When a bounded work queue fills up, the saturation policy comes into play.
The saturation policy for a ThreadPoolExecutor
can be modified by calling setRejectedExecutionHandler
.
Several implementations of RejectedExecutionHandler
are provided, each implementing a different saturation
policy: AbortPolicy
, CallerRunsPolicy
, DiscardPolicy
, and DiscardOldestPolicy
.
The default policy, abort, causes execute to throw the unchecked RejectedExecutionException
.
The discard policy silently discards the newly submitted task if it cannot be queued for execution.
The discard-oldest policy discards the task that would otherwise be executed next and tries to resubmit the new task.
The caller-runs policy implements a form of throttling that neither discards tasks nor throws an exception, but instead tries to slow down the flow of new tasks by pushing some of the work back to the caller.
Example of creating a fixed-size thread pool with the caller-runs saturation policy:
ThreadPoolExecutor executor = new ThreadPoolExecutor(
N_THREADS,
N_THREADS,
0L,
TimeUnit.MILLISECONDS,
new LinkedBlockingQueue<Runnable>(CAPACITY)
);
executor.setRejectedExecutionHandler( new ThreadPoolExecutor.CallerRunsPolicy());
Whenever a thread pool needs to create a thread, it does so through a thread factory.
Specifying a thread factory allows you to customize the configuration of pool threads.
Most of the options passed to the ThreadPoolExecutor
constructors can also be modified after construction via
setters (such as the core thread pool size, maximum thread pool size, keep-alive time, thread factory, and rejected
execution handler).
If the Executor
is created through one of the factory methods in Executors
(except newSingleThreadExecutor
), you
can cast the result to ThreadPoolExecutor
to access the setters.
ThreadPoolExecutor
was designed for extension, providing several “hooks” for subclasses to override— beforeExecute,
afterExecute, and terminated —that can be used to extend the behavior of ThreadPoolExecutor
.
Sequential loop iterations are suitable for parallelization when each iteration is independent of the others and the work done in each iteration of the loop body is significant enough to offset the cost of managing a new task.

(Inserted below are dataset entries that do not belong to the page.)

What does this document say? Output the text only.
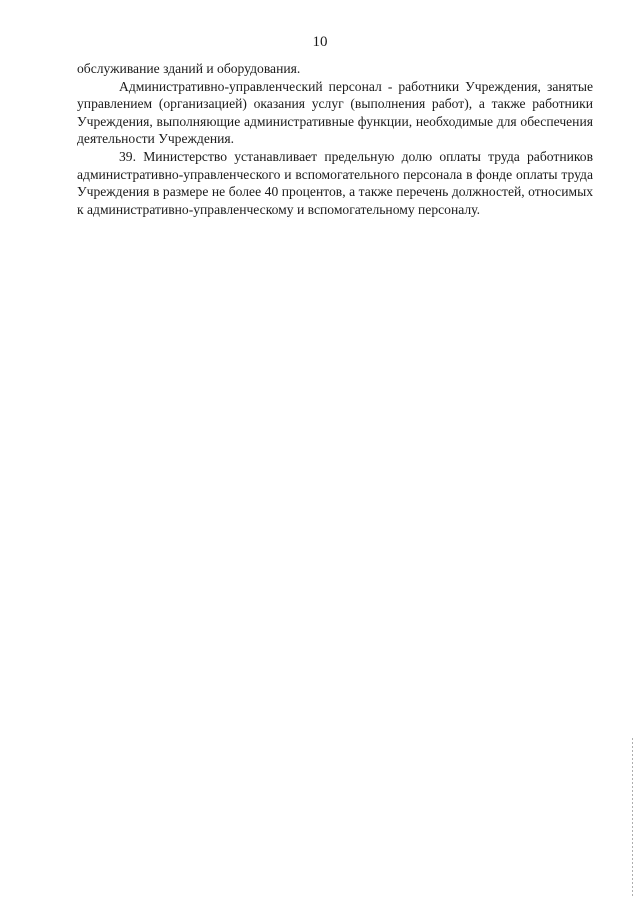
10

обслуживание зданий и оборудования.

Административно-управленческий персонал - работники Учреждения, занятые управлением (организацией) оказания услуг (выполнения работ), а также работники Учреждения, выполняющие административные функции, необходимые для обеспечения деятельности Учреждения.

39. Министерство устанавливает предельную долю оплаты труда работников административно-управленческого и вспомогательного персонала в фонде оплаты труда Учреждения в размере не более 40 процентов, а также перечень должностей, относимых к административно-управленческому и вспомогательному персоналу.
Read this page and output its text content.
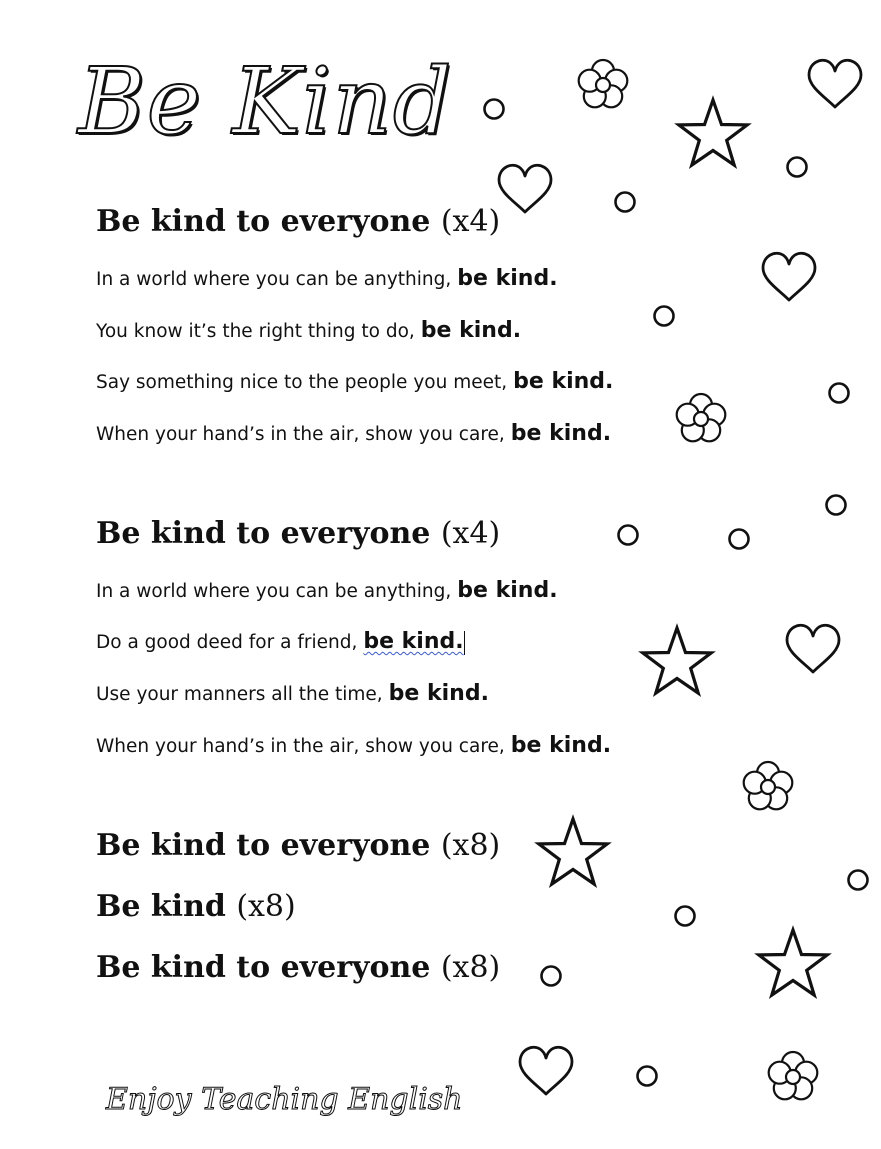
Be Kind
Be kind to everyone (x4)
In a world where you can be anything, be kind.
You know it’s the right thing to do, be kind.
Say something nice to the people you meet, be kind.
When your hand’s in the air, show you care, be kind.
Be kind to everyone (x4)
In a world where you can be anything, be kind.
Do a good deed for a friend, be kind.
Use your manners all the time, be kind.
When your hand’s in the air, show you care, be kind.
Be kind to everyone (x8)
Be kind (x8)
Be kind to everyone (x8)
Enjoy Teaching English
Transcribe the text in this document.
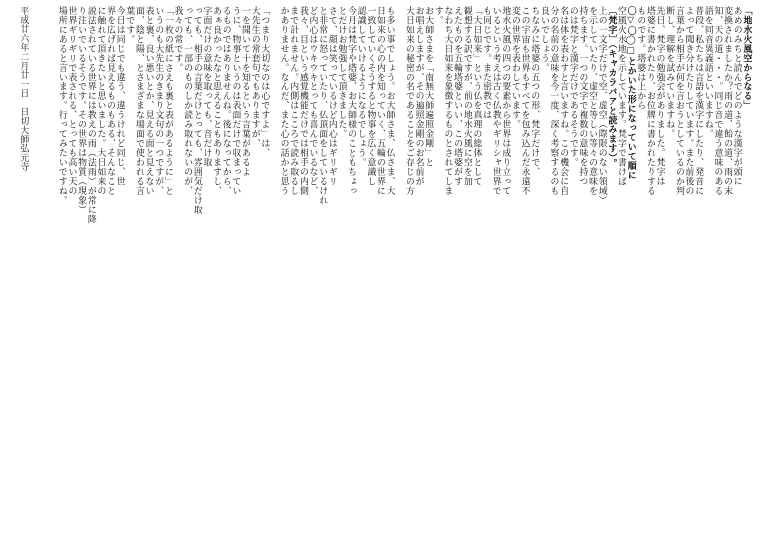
「地水火風空からなる」
あめのみちと読んでどのような漢字が頭に
変換されましたか？雨の道、飴の道、雨の末
知、天の道・・・。同じ音で違う意味のある
語を同音異義語といいますね。
普段、私たちは言語を漢字にしたり、発音に
よって聞き分けたりしています。また前後の
言葉から相手が何を言おうとしているのか判
断し、理解を試みていますね。
先日、梵字の勉強会がありました。梵字は
塔婆に書かれたり、お位牌に書かれたりする
ものです。塔婆は上から
〇▽〇◯□とかいた形になっていて順に
空風火水地を示しています。梵字で書けば
〔梵字〕（キャカラバアと読みます）。
上の一文字だけで空、虚空（際限のない領域）
を示していたり、虚空と等しい等々の意味を
持ちます。一つの文字で複数の意味を持つ
のは梵字と漢字だけであるそうです。
名は体を表わすと言いますね。この機会に自
分の名前の意味を今一度、深く考察するのも
良いでしょう。
ちなみに塔婆の五つの形、梵字だけで、
この宇宙も世界もすべてを包み込んだ永遠不
変の世界を表わしています。
地水火風の四つの要素から世界は成り立って
いるという考えは古く仏教やギリシャ世界で
も同じです。また密教では
「大日如来」という仏を真理の総体として
観想する訳ですが、前の地水火風に空を加
えたものを五輪塔婆といい、この塔婆がす
なわち大日如来を象徴するものとされてしま
す。
お大師さまを「南無大師遍照金剛」と
お唱えしますが、その遍照金剛のお名前が
大日如来の秘密の名であることをご存じの方
も多い事でしょう。お大師さま、仏さま、大
日如来の心の内を知っていく、五輪の世界に
一致していくそうすると物事を広く意識し
認識していけるようになるでしょう。
今月は梵字や塔婆、お大師様のこともちょっ
とだけお勉強して頂きました。
さて、顔は笑っているけど内心はギリギリ
と非常に怒っていたり、仏頂面をしているけれ
ど内心はウキウキとっても喜んでいるなど、
我々、目という感覚機能だけでは相手の内側
まで計れません。内側はこころで読み取るし
かありません。なんだ、また心の話かと思う
「つまり大切なのは心ですよ」は、
大先生の常套句でもありますが、
一を聞いて十を知るという言葉があるよ
うに、物事というのは表面だけで収まってい
るものではありませんね。後になってから、
あぁ良かったなと思えることもありますし、
字面だけの意味を取っても、音だけ取
っても、相手の言葉だけとっても、雰囲気だけ取
っても、一部のものしか読み取れないのが、
我々の常です。
「一枚の紙にさえも裏と表があるように」と
いうのも大先生のきまり文句の一つですが、
表と裏、良い悪いとか、見える面と見えない
面、陰と陽、とさまざまな場面で使われる言
葉です。
今日は同じでも違う、違うけれど同じ、世
界を広げれば見えるものもある、そんなこと
に触れて頂きたいと思いました。大日如来の
説法されている世界には教えの雨（法雨）が常に降
り注いでいるそうです。その世界は物質（現象）
世界ギリギリで表される、とっても高い天の
場所にあると言います。行ってみたいですね。
平成廿六年二月廿一日　日切大師弘元寺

It is often easier and less error-prone to use existing library classes rather than low-level language mechanisms.
The Executor framework is a powerful and flexible framework for concurrently executing tasks. It offers a number of tuning options, such as policies for creating and tearing down threads, handling queued tasks, and what to do with excess tasks, and provides several hooks for extending its behavior. As in most powerful frameworks, however, there are combinations of settings that do not work well together; some types of tasks require specific execution policies, and some combinations of tuning parameters may produce strange results.